The View From White House
The White House is already working on an approach to carbon trade rules that bypasses both the need for new legislation and the thorny question of carbon taxes. It is negotiating a trade “club” with the EU for steel and aluminum that would lift tariffs in exchange for shared low-carbon production standards. Countries outside the club could adopt the same standards and join, or face tariffs. A similar approach could be applied piecemeal to other sectors, but would need tailor-made diplomatic agreements in each case.
Room for Disagreement
One argument against CBAMs is that they may unnecessarily increase the cost of the energy transition by making cheaper renewable technology manufactured elsewhere more expensive. If the ultimate goal of the energy transition is to cut greenhouse gasses as fast — and as cheaply — as possible, a CBAM may make that more difficult.

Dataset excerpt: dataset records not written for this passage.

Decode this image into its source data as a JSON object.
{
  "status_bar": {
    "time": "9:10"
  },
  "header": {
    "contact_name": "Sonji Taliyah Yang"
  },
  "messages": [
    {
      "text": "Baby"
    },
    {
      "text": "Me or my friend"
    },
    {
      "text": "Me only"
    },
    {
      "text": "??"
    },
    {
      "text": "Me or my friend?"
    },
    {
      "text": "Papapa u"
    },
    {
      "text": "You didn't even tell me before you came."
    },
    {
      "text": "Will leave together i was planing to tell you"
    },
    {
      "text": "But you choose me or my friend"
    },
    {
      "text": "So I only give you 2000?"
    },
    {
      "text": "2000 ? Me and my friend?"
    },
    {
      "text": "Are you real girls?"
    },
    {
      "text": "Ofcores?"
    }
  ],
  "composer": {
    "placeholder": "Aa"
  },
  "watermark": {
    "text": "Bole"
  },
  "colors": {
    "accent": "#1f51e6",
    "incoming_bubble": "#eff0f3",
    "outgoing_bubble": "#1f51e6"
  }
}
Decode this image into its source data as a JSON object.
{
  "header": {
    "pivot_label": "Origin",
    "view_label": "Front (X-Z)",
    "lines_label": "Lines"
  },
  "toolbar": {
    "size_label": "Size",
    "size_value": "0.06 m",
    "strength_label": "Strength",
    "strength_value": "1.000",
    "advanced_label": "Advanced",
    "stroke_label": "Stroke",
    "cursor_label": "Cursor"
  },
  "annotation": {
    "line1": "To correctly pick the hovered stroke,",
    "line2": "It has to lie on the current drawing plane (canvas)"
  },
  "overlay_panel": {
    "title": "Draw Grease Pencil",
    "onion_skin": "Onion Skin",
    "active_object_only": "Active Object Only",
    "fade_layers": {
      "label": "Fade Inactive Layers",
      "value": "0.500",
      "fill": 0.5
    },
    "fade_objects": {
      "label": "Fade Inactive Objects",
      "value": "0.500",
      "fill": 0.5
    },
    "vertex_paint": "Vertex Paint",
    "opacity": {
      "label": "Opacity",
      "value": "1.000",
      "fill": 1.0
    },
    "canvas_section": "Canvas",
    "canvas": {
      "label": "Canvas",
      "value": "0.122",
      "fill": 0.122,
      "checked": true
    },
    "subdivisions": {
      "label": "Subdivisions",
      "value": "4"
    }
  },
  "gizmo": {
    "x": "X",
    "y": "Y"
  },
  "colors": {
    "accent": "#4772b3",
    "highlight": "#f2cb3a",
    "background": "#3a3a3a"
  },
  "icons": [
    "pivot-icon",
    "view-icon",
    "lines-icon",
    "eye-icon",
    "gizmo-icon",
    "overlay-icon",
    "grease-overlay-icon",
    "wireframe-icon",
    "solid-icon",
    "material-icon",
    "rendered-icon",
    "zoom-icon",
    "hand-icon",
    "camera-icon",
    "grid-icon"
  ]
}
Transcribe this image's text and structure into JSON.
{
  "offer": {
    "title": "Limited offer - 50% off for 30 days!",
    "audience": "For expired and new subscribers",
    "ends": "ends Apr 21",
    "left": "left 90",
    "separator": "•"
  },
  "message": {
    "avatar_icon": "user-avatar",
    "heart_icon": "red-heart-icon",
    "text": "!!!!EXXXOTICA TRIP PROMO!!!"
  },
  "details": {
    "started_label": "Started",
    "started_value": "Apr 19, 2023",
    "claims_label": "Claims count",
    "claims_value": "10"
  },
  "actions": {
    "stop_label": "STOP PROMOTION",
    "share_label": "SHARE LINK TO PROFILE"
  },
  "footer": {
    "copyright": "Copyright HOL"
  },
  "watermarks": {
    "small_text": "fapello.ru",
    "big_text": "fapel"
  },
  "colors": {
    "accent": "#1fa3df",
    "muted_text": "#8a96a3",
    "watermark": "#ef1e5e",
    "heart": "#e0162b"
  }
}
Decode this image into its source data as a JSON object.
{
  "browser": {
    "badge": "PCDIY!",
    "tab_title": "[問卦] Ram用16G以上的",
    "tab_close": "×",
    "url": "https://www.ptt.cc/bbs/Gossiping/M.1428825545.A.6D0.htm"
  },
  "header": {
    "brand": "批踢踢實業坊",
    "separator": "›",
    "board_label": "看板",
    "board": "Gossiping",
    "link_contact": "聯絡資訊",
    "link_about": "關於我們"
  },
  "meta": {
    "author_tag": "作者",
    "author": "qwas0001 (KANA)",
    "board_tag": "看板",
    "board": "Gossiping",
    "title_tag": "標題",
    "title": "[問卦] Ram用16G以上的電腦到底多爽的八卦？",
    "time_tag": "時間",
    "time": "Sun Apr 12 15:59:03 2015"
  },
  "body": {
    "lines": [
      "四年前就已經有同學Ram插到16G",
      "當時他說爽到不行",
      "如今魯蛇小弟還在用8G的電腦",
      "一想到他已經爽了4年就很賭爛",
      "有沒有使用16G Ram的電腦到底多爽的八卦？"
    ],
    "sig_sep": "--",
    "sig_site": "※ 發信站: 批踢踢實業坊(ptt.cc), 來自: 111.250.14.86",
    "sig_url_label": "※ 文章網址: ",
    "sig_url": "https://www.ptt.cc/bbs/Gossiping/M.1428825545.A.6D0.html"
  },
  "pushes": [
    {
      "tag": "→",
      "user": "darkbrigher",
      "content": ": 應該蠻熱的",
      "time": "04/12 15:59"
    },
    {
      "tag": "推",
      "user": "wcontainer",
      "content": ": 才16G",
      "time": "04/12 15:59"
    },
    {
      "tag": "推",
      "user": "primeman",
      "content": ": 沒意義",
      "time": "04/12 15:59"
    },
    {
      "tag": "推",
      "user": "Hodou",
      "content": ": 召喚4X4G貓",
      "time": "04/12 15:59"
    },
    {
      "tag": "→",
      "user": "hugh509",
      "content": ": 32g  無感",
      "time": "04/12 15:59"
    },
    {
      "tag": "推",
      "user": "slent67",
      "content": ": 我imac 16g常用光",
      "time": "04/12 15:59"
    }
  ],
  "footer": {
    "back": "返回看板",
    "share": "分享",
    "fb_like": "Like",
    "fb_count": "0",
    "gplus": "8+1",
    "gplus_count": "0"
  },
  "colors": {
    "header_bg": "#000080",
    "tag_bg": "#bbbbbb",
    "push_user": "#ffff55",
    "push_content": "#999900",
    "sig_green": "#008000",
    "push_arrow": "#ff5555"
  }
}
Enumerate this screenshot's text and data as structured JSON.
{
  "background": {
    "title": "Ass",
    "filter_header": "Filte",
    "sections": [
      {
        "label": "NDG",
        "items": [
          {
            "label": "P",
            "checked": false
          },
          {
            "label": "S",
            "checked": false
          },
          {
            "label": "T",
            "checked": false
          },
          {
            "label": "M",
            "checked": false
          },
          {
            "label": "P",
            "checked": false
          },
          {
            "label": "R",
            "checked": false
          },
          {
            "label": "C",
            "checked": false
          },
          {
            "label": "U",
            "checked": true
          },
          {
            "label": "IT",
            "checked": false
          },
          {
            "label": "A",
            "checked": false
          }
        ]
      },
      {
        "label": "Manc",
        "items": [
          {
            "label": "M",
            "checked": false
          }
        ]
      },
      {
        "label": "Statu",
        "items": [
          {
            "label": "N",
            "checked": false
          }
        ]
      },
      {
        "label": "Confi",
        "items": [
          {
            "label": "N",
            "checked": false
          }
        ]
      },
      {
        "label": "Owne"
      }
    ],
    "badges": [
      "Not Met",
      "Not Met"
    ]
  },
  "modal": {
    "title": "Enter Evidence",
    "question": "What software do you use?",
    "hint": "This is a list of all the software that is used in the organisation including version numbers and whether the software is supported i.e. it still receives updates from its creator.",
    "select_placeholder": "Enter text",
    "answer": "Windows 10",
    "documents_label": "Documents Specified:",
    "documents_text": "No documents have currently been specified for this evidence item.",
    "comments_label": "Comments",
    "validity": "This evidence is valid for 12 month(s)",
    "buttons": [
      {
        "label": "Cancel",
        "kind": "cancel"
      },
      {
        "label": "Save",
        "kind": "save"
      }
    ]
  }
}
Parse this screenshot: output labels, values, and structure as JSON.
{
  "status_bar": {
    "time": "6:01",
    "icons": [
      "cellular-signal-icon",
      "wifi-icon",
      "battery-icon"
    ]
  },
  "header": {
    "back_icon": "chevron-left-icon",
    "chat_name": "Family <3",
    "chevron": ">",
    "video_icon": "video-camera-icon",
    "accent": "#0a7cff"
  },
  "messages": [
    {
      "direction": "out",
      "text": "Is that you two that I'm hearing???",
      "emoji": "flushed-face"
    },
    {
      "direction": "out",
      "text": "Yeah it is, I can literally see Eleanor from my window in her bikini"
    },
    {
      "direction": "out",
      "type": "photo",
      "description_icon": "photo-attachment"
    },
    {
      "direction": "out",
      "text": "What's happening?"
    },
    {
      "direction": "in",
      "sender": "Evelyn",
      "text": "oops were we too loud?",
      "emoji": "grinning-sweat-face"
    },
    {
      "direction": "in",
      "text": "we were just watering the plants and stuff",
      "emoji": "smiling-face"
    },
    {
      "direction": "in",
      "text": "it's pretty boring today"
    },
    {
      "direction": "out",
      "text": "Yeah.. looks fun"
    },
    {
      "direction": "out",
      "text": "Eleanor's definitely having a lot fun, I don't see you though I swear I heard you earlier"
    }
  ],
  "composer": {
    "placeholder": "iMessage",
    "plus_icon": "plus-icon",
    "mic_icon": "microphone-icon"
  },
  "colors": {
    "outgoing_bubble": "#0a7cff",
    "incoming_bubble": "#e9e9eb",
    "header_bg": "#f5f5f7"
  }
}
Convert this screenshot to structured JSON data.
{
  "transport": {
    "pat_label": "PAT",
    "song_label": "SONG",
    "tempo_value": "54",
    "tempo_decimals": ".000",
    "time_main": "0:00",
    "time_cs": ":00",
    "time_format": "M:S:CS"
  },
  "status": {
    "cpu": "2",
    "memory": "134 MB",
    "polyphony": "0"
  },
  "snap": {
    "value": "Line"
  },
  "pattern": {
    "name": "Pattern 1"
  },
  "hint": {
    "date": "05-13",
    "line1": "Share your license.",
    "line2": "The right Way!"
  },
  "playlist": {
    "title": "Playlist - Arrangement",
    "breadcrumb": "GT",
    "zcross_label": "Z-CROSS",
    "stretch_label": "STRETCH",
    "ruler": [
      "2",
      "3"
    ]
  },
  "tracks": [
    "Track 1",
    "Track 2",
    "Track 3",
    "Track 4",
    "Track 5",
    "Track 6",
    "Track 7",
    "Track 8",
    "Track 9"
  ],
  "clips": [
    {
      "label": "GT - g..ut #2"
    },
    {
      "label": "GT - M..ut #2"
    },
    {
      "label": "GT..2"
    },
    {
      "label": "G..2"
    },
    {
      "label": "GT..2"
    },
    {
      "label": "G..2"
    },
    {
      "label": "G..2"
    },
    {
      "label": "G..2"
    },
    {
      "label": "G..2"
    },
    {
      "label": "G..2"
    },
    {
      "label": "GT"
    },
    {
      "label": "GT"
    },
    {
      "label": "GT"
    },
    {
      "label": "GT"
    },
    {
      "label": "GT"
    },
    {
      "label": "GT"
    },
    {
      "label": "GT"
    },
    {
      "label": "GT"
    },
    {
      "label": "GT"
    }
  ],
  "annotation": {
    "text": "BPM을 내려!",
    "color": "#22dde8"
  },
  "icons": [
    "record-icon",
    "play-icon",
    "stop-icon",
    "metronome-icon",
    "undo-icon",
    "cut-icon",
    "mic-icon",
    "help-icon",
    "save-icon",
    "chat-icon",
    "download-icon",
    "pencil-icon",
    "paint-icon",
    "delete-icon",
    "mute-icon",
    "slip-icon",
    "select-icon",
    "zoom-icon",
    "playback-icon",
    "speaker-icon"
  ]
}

Another risk with CBAMs, in general, is that they may impose costs on low- or middle-income countries that are out of step with climate-equity provisions in the Paris Agreement (although few of the world’s poorest countries are exporters of the commodities in question).
Notable
Some Republicans also think a CBAM would be more damaging to Russia’s oil and gas industry than sanctions have been. In Foreign Policy, Cramer and former U.S. national security advisor H.R. McMaster argue that “lifecycle greenhouse emissions from Russian natural gas piped to Europe, for example, are over 40 percent higher per unit of energy than U.S. shipments of liquefied natural gas.”